Tuesday, August 19, 2008

'Unless You Get Their Attention...'


Last year, when I was driving back from a banjo class at the John C. Campbell Folk School, I composed a little song, melody and lyrics.  I had no idea what key I was in or what the notes were, but I fiddled with it on the piano and wrote it down, and Mary Priestley helped add the proper chords.  It followed pretty much a standard blues chord progression, with a little bridge which has a high note.  So this is where songs come from, I thought.  They emerge in your brain, and you need to pay attention and write them down in the time of it or they get lost, back into the ethers.  It's like catching and caging a dream.  This is what written language has allowed us to do.

"Roadkill Blues" has become a standard for Bazzania Girls Band, and people have asked for copies.  I asked Jim Wood to add the piano arrangement, and we've written it using the software program Sibelius.  I'll publish it like old-fashioned sheet music.

The song is fun, but roadkill isn't.  Roadkill is actually carkill, and carkill is only about a hundred years old.  (The phenomenon of trash buildup is about the same age; see the book Waste and Want: A Social History of Trash.)

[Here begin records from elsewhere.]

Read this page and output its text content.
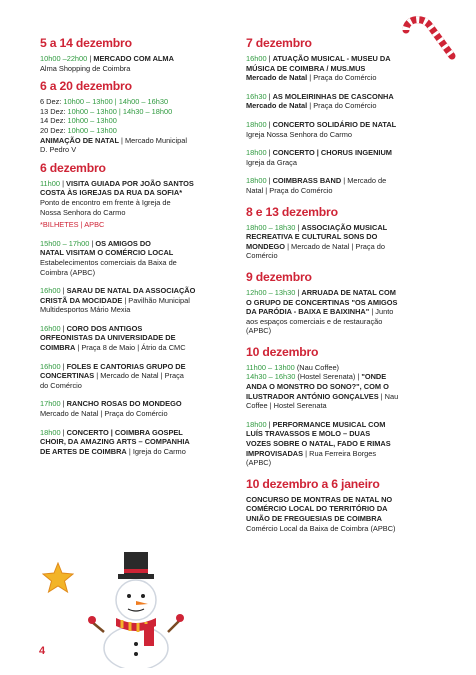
5 a 14 dezembro
10h00 –22h00 | MERCADO COM ALMA
Alma Shopping de Coimbra
6 a 20 dezembro
6 Dez: 10h00 – 13h00 | 14h00 – 16h30
13 Dez: 10h00 – 13h00 | 14h30 – 18h00
14 Dez: 10h00 – 13h00
20 Dez: 10h00 – 13h00
ANIMAÇÃO DE NATAL | Mercado Municipal
D. Pedro V
6 dezembro
11h00 | VISITA GUIADA POR JOÃO SANTOS
COSTA ÀS IGREJAS DA RUA DA SOFIA*
Ponto de encontro em frente à Igreja de
Nossa Senhora do Carmo
*BILHETES | APBC
15h00 – 17h00 | OS AMIGOS DO
NATAL VISITAM O COMÉRCIO LOCAL
Estabelecimentos comerciais da Baixa de
Coimbra (APBC)
16h00 | SARAU DE NATAL DA ASSOCIAÇÃO
CRISTÃ DA MOCIDADE | Pavilhão Municipal
Multidesportos Mário Mexia
16h00 | CORO DOS ANTIGOS
ORFEONISTAS DA UNIVERSIDADE DE
COIMBRA | Praça 8 de Maio | Átrio da CMC
16h00 | FOLES E CANTORIAS GRUPO DE
CONCERTINAS | Mercado de Natal | Praça
do Comércio
17h00 | RANCHO ROSAS DO MONDEGO
Mercado de Natal | Praça do Comércio
18h00 | CONCERTO | COIMBRA GOSPEL
CHOIR, DA AMAZING ARTS – COMPANHIA
DE ARTES DE COIMBRA | Igreja do Carmo
7 dezembro
16h00 | ATUAÇÃO MUSICAL - MUSEU DA
MÚSICA DE COIMBRA / MUS.MUS
Mercado de Natal | Praça do Comércio
16h30 | AS MOLEIRINHAS DE CASCONHA
Mercado de Natal | Praça do Comércio
18h00 | CONCERTO SOLIDÁRIO DE NATAL
Igreja Nossa Senhora do Carmo
18h00 | CONCERTO | CHORUS INGENIUM
Igreja da Graça
18h00 | COIMBRASS BAND | Mercado de
Natal | Praça do Comércio
8 e 13 dezembro
18h00 – 18h30 | ASSOCIAÇÃO MUSICAL
RECREATIVA E CULTURAL SONS DO
MONDEGO | Mercado de Natal | Praça do
Comércio
9 dezembro
12h00 – 13h30 | ARRUADA DE NATAL COM
O GRUPO DE CONCERTINAS "OS AMIGOS
DA PARÓDIA - BAIXA E BAIXINHA" | Junto
aos espaços comerciais e de restauração
(APBC)
10 dezembro
11h00 – 13h00 (Nau Coffee)
14h30 – 16h30 (Hostel Serenata) | "ONDE
ANDA O MONSTRO DO SONO?", COM O
ILUSTRADOR ANTÓNIO GONÇALVES | Nau
Coffee | Hostel Serenata
18h00 | PERFORMANCE MUSICAL COM
LUÍS TRAVASSOS E MOLO – DUAS
VOZES SOBRE O NATAL, FADO E RIMAS
IMPROVISADAS | Rua Ferreira Borges
(APBC)
10 dezembro a 6 janeiro
CONCURSO DE MONTRAS DE NATAL NO
COMÉRCIO LOCAL DO TERRITÓRIO DA
UNIÃO DE FREGUESIAS DE COIMBRA
Comércio Local da Baixa de Coimbra (APBC)
4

I wrote Professor Roger M. Knutson in Michigan and asked him for a quote for the back of the sheet music.  Knutson is the author of Flattened Fauna: A Field Guide to Common Animals of Roads, Streets, and Highways.  It's an excellent book, packed with information about the phenomenon of roadkill, the animals affected, and statistics.  Did you know, for example, that swallows are the birds most frequently killed on highways?

Dr. Knutson wrote me:  "The book was written as an educational volume, and forty years as a teacher had taught me that humor is a good way of getting people's attention.  Unless you get their attention they are unlikely to learn much."  His book got my attention when I saw it.

Here's the quote he provided for the sheet music:  

"America's highways are probably the most forlorn animal habitat in the world.  The inhabitants don't move, don't eat and are barely two-dimensional.  Learning about them can only increase our desire to see fewer of them.  Drive with care."

Years ago, an organization called the Coalition Against Paving took the position that we had enough roads and didn't need any more.  It seemed a reasonable position.  Unfortunately, raccoons and opossums don't vote, and the CAP movement didn't catch on.  Americans don't like to put a cap on anything.


1 comment:

Robley H said...

Two days in a row now, I have seen a solid black cat foraging in the median at about mile 99 on I-24. I wonder if the cat is simply living there. I for sure don't want to see her as roadkill one morning.